After Craigavon, he was appointed to the newly established Northern Ireland Housing Executive where he headed its design and feasibility unit. He found enormous inner-city problems. At one level, these were common to most UK cities but in Belfast there was the added dimension of the Troubles with fear and intimidation leading to mass movements of population to "safe" areas. Belfast was not a city planning for growth; instead it was a city facing catastrophic decline.

As Bob Strang and his colleagues saw it, town planners had to recognise that there were two parallel cities - an overcrowded and youthful Catholic inner city and a sparsely populated and elderly Protestant inner city.

To ease the overcrowding in Catholic west Belfast, it was proposed to create a geographical extension into the green belt at Poleglass. This was a brave political decision.
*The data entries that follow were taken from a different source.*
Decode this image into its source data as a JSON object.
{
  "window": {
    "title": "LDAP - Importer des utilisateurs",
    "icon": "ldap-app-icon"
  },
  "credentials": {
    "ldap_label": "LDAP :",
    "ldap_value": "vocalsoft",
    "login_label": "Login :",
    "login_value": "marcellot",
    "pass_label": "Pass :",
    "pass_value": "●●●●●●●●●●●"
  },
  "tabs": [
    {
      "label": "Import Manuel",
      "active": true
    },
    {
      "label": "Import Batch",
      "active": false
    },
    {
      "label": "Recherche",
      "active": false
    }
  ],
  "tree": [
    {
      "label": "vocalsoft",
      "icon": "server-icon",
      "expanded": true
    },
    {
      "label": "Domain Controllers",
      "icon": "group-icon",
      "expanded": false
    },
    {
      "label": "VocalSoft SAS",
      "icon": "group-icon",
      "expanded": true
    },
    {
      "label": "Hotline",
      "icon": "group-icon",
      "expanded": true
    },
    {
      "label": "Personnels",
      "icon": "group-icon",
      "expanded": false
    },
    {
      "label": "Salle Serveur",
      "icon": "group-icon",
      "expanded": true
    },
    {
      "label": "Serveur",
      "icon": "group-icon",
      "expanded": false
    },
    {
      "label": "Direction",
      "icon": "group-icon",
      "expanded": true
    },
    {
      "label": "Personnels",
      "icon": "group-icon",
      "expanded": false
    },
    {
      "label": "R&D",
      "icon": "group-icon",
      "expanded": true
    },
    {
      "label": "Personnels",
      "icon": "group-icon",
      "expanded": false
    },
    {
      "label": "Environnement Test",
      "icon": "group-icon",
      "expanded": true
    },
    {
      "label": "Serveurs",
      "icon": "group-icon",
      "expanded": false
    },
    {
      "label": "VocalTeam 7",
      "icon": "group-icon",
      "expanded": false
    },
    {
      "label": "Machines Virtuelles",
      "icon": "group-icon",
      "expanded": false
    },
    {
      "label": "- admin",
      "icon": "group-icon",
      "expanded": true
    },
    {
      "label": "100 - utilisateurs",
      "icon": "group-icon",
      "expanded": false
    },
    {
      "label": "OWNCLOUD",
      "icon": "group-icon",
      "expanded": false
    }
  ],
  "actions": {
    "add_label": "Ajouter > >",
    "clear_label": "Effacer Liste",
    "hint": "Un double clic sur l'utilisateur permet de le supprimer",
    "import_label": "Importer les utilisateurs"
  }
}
It amounted to the relocation of 10,000 Catholics from inner Belfast into the green fields of a Protestant-controlled and elected council at Lisburn, which is now a city in its own right.

In the 1980s, he faced new challenges: how to revive inner-city housing within Belfast. In 1981, the government specifically identified housing in the city as its prime social priority. As a result, at a time when ever other local authority in the UK was being denied money for council housing, £1 billion was allocated to Belfast.

Under his guidance, the Housing Executive decided that no new high-rises would be built. Instead, the 10,000 new homes which were created - many of them run-down dwellings restored - would virtually all be two-storey terrace or semi-detached homes.

Working closely with local communities, the executive placed emphasis on properties built with traditional materials and with generous living space. While living conditions were undoubtedly improved, critics of the scheme argued that it reinforced the polarisation of communities. However, the reality which the planners faced was that people felt safe only if they were rehoused within their own enclaves.

Throughout his career, Bob Strang brought distinction and international recognition to the achievements of the Housing Executive by insisting on the highest standards of design, often standing firm in the face of pressure brought by financial stringency and regulations.

He was an associate of the Royal Institute of British Architects and a member of the Royal Town Planning Institute. He and his wife Winnie made Craigavon their home for most of their lives in Northern Ireland, moving latterly to Belfast. He is survived by her and by three sons, Christopher, Gordon and Ken.